Die Bewegung von Elektronen könnten einen deutlich größeren Einfluss auf spintronische Effekte haben als bislang angenommen, so eine neue Studie. Bei der Berechnung dieser Effekte wurde bislang vor allem der Spin der Elektronen berücksichtigt. Dies hat nun ein internationales Forscherteam unter Leitung von Physikern der Martin-Luther-Universität Halle-Wittenberg (MLU) herausgefunden. Dabei wurde vor allem der Spin der Elektronen berücksichtigt. Die Studie ist im Fachjournal „Physical Review Research“ erschienen und bietet einen neuen Ansatz bei der Entwicklung spintronischer Bauelemente.

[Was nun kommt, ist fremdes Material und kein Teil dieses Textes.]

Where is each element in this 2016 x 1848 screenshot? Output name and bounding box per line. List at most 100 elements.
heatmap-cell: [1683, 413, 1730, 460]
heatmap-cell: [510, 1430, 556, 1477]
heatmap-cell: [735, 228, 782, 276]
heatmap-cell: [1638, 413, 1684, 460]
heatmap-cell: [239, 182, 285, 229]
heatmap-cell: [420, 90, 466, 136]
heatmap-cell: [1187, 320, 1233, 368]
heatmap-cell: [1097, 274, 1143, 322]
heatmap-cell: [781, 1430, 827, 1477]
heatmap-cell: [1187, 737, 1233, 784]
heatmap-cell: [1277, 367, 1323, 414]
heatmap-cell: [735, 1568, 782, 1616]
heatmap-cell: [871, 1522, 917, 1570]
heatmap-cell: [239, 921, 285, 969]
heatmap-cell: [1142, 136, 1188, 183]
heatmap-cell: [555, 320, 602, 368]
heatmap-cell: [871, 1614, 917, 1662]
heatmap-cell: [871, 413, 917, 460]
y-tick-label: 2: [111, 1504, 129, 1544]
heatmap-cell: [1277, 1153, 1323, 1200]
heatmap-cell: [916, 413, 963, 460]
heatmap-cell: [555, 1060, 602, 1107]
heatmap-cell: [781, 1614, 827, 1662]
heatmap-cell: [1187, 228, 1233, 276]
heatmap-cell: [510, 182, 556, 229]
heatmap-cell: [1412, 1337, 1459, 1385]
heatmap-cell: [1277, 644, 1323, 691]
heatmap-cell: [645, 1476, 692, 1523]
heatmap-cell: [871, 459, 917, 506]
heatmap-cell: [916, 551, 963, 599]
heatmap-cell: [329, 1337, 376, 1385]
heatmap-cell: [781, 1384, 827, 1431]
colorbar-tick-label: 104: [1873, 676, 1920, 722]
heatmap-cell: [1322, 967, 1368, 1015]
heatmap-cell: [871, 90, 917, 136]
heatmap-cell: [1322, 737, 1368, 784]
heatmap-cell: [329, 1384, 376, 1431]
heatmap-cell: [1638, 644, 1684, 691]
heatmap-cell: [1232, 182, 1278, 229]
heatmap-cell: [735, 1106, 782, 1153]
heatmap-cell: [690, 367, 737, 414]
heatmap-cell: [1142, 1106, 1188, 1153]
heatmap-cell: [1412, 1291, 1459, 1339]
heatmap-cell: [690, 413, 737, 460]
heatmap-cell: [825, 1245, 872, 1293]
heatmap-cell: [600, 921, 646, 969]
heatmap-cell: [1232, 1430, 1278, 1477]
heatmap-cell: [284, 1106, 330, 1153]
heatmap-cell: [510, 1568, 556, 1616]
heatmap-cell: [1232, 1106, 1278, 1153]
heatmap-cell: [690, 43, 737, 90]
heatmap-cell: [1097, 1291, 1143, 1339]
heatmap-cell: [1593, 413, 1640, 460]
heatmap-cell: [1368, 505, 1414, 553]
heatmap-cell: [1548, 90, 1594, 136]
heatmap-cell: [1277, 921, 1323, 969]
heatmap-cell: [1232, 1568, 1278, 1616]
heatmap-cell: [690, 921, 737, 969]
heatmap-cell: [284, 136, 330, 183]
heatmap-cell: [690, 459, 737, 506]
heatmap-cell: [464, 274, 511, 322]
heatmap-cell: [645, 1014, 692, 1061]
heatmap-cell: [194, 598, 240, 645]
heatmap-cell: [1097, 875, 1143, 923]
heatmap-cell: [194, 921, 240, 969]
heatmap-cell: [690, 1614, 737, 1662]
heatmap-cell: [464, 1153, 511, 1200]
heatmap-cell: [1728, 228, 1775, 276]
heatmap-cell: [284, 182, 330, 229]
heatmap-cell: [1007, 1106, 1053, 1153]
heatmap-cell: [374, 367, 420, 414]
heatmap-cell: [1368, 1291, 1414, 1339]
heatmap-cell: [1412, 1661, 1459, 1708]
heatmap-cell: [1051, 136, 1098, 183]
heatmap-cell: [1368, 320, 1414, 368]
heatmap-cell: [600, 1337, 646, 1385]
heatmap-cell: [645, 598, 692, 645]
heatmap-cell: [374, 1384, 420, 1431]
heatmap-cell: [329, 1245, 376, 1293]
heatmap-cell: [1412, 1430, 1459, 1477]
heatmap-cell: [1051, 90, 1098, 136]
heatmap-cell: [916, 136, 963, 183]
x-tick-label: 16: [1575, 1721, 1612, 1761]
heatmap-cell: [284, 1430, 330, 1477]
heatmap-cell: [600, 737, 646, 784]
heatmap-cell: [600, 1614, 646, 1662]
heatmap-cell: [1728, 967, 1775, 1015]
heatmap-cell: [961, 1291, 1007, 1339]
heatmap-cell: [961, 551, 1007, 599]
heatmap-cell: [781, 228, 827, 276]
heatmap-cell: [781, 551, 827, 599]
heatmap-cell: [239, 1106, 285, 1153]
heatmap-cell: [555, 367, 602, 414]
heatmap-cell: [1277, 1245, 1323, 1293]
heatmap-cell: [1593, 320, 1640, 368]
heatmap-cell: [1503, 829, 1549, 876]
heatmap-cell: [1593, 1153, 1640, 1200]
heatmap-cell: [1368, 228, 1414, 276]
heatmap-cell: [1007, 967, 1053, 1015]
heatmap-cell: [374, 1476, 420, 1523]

Viele technische Geräte basieren heute auf konventioneller Halbleiterelektronik, bei der Ladeströme genutzt werden, um Informationen in diesen Bauteilen zu speichern und zu verarbeiten. Der große Nachteil dieser konventionellen Methode ist jedoch, dass durch die vom Strom erzeugte Wärme viel Energie verloren geht. Um diesem Problem zu begegnen, macht sich die Spintronik eine fundamentale Eigenschaft der Elektronen zunutze, den sogenannten Eigendrehimpuls, den man sich wie eine Drehbewegung eines Elektrons um die eigene Achse vorstellen kann, erklärt Dr. Annika Johansson, Physikerin von der MLU. Mit dem Spin ist ein magnetisches Moment verknüpft, das auch zum Laden der Elektronen in einer neuen Generation schnellerer und energieeffizienterer Bauteile genutzt werden könnte. Dafür ist eine effiziente Umwandlung zwischen Ladungen und Spinströmen notwendig. Möglich wird diese Umwandlung durch den Edelsteineffekt. Dem Edelsteineffekt zufolge wird durch Anlegen eines elektrischen Felds in einem ursprünglich nicht magnetischen Material ein Ladestrom erzeugt. Der Ladestrom führt dazu, dass sich der Elektronenspin ausrichtet und das Material magnetisiert wird. „Der Effekt konzentriert sich in erster Linie darauf, wie der Elektronenspin zur Magnetisierung beiträgt, aber Elektronen können auch ein Bahnmoment tragen, das ebenfalls zur Magnetisierung beiträgt. „Wenn der Spin die Rotation des Elektrons um seine eigene Achse ist, dann ist das Bahnmoment die Bewegung um den Atomkern“, sagt Johansson. Dies ist ähnlich wie bei der Erde, die sich sowohl um ihre eigene Achse als auch um die Sonne dreht. Das Bahnmoment erzeugt also auch ein magnetisches Moment.
In ihrer neuen Studie haben die Forscher mithilfe von Simulationen die Schnittstelle zwischen zwei Oxidmaterialien untersucht, die häufig in der Spintronik verwendet werden. Obwohl beide Materialien Isolatoren sind, befindet sich an ihrer Schnittstelle ein Metall-Elektronen-Gas, das für seine effiziente Umwandlung von Ladung in Spin bekannt ist. Bei der Berechnung des Edelsteineffekts berücksichtigte das Team auch das Bahnmoment und stellte fest, dass das Bahnmoment mehr zum Edelsteineffekt beiträgt als der Spin. Diese Erkenntnisse könnten dazu beitragen, die Effizienz von Spintronik-Komponenten zu steigern.